When you are looking for a new house you have to be extremely careful on every stage and step. It is not easy to buy a house as it sounds. I remember the hundreds of things I had to deal with when I moved to a new and bigger (current) house with my family. It is not easy to manage the selling process of old house and buying of new one altogether. Of course, while living in your current house, you can’t sell it to pay the down payment of the new house. The option I used in this particular scenario was Bridging loan and here I would like to share what I learned about this process and what you all should know about it.
Almost every homeowner will be in this situation if they are looking to settle in a new house. The bridging finance means that the homeowner is able to take the loan to pay the down payment of the new house and close the deal while still living in their old house.

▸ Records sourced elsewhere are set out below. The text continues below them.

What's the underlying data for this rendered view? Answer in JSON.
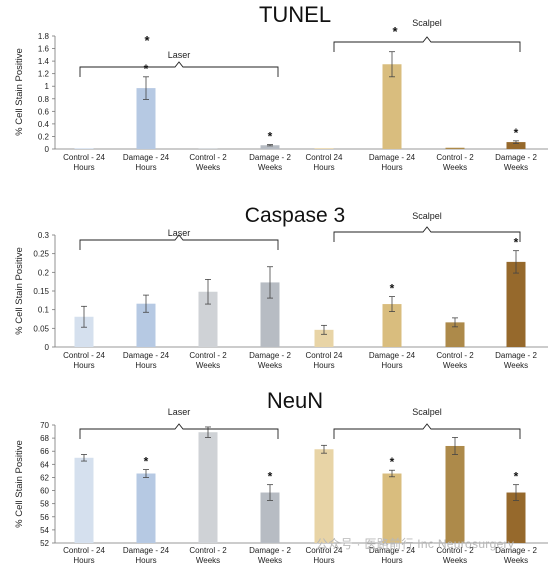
{
  "chart_data": [
    {
      "type": "bar",
      "title": "TUNEL",
      "ylabel": "% Cell Stain Positive",
      "ylim": [
        0,
        1.8
      ],
      "yticks": [
        "0",
        "0.2",
        "0.4",
        "0.6",
        "0.8",
        "1",
        "1.2",
        "1.4",
        "1.6",
        "1.8"
      ],
      "categories": [
        "Control - 24 Hours",
        "Damage - 24 Hours",
        "Control - 2 Weeks",
        "Damage - 2 Weeks",
        "Control 24 Hours",
        "Damage - 24 Hours",
        "Control - 2 Weeks",
        "Damage - 2 Weeks"
      ],
      "values": [
        0.01,
        0.97,
        0.01,
        0.06,
        0.01,
        1.35,
        0.02,
        0.11
      ],
      "errors": [
        0.0,
        0.18,
        0.0,
        0.01,
        0.0,
        0.2,
        0.0,
        0.02
      ],
      "colors": [
        "#d5e0ee",
        "#b6c9e3",
        "#cfd2d6",
        "#b7bcc3",
        "#e8d4a6",
        "#d9bd7e",
        "#ad8a4a",
        "#96692c"
      ],
      "significant": [
        "",
        "*",
        "",
        "*",
        "",
        "",
        "",
        "*"
      ],
      "groups": [
        {
          "label": "Laser",
          "mark": "*"
        },
        {
          "label": "Scalpel",
          "mark": "*"
        }
      ]
    },
    {
      "type": "bar",
      "title": "Caspase 3",
      "ylabel": "% Cell Stain Positive",
      "ylim": [
        0,
        0.3
      ],
      "yticks": [
        "0",
        "0.05",
        "0.1",
        "0.15",
        "0.2",
        "0.25",
        "0.3"
      ],
      "categories": [
        "Control - 24 Hours",
        "Damage - 24 Hours",
        "Control - 2 Weeks",
        "Damage - 2 Weeks",
        "Control 24 Hours",
        "Damage - 24 Hours",
        "Control - 2 Weeks",
        "Damage - 2 Weeks"
      ],
      "values": [
        0.081,
        0.116,
        0.148,
        0.173,
        0.046,
        0.115,
        0.066,
        0.228
      ],
      "errors": [
        0.028,
        0.023,
        0.033,
        0.042,
        0.012,
        0.02,
        0.012,
        0.03
      ],
      "colors": [
        "#d5e0ee",
        "#b6c9e3",
        "#cfd2d6",
        "#b7bcc3",
        "#e8d4a6",
        "#d9bd7e",
        "#ad8a4a",
        "#96692c"
      ],
      "significant": [
        "",
        "",
        "",
        "",
        "",
        "*",
        "",
        "*"
      ],
      "groups": [
        {
          "label": "Laser",
          "mark": ""
        },
        {
          "label": "Scalpel",
          "mark": ""
        }
      ]
    },
    {
      "type": "bar",
      "title": "NeuN",
      "ylabel": "% Cell Stain Positive",
      "ylim": [
        52,
        70
      ],
      "yticks": [
        "52",
        "54",
        "56",
        "58",
        "60",
        "62",
        "64",
        "66",
        "68",
        "70"
      ],
      "categories": [
        "Control - 24 Hours",
        "Damage - 24 Hours",
        "Control - 2 Weeks",
        "Damage - 2 Weeks",
        "Control 24 Hours",
        "Damage - 24 Hours",
        "Control - 2 Weeks",
        "Damage - 2 Weeks"
      ],
      "values": [
        65.0,
        62.6,
        68.9,
        59.7,
        66.3,
        62.6,
        66.8,
        59.7
      ],
      "errors": [
        0.5,
        0.6,
        0.8,
        1.2,
        0.6,
        0.5,
        1.3,
        1.2
      ],
      "colors": [
        "#d5e0ee",
        "#b6c9e3",
        "#cfd2d6",
        "#b7bcc3",
        "#e8d4a6",
        "#d9bd7e",
        "#ad8a4a",
        "#96692c"
      ],
      "significant": [
        "",
        "*",
        "",
        "*",
        "",
        "*",
        "",
        "*"
      ],
      "groups": [
        {
          "label": "Laser",
          "mark": ""
        },
        {
          "label": "Scalpel",
          "mark": ""
        }
      ]
    }
  ],
  "watermark": "公众号 · 医路前行 Inc Neurosurgery"
}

The loan amount is then paid back when the old house is sold.
The maximum period you can get the loan for is 2 years. The good thing about bridging loan is that you don’t have to start paying back the loan for some months. For example, some lenders will allow you to start your payments 6 months after getting the loan. Some loans are paid off in full as soon as your old house is sold. The most important question here is where to start from. The process starts from the application that needs to be filled by the applicant and submitted to the lender.
With the availability of internet today, you can find hundreds of lending companies with their online forms on their websites. All you need to do is fill out the form and submit it online to get approved. You are mostly informed within a day after completing and submitting your application. In most cases, you are given a call from the company representative who tells you about your approval or rejection for the bridging finance. The application might take just half an hour of your time.
The important thing here is to know the requirements for getting approved. You will not be approved in almost all cases where you don’t have a current job. Also, you must be over the age of 18 in order to apply for such a loan. There are all types of companies, i.e. those providing you unsecured loan and those providing secured loans. When you take loan against the equity of your property, the loan is given only to make the down payment of your new house. You are not able to pay the current mortgage amount with this loan.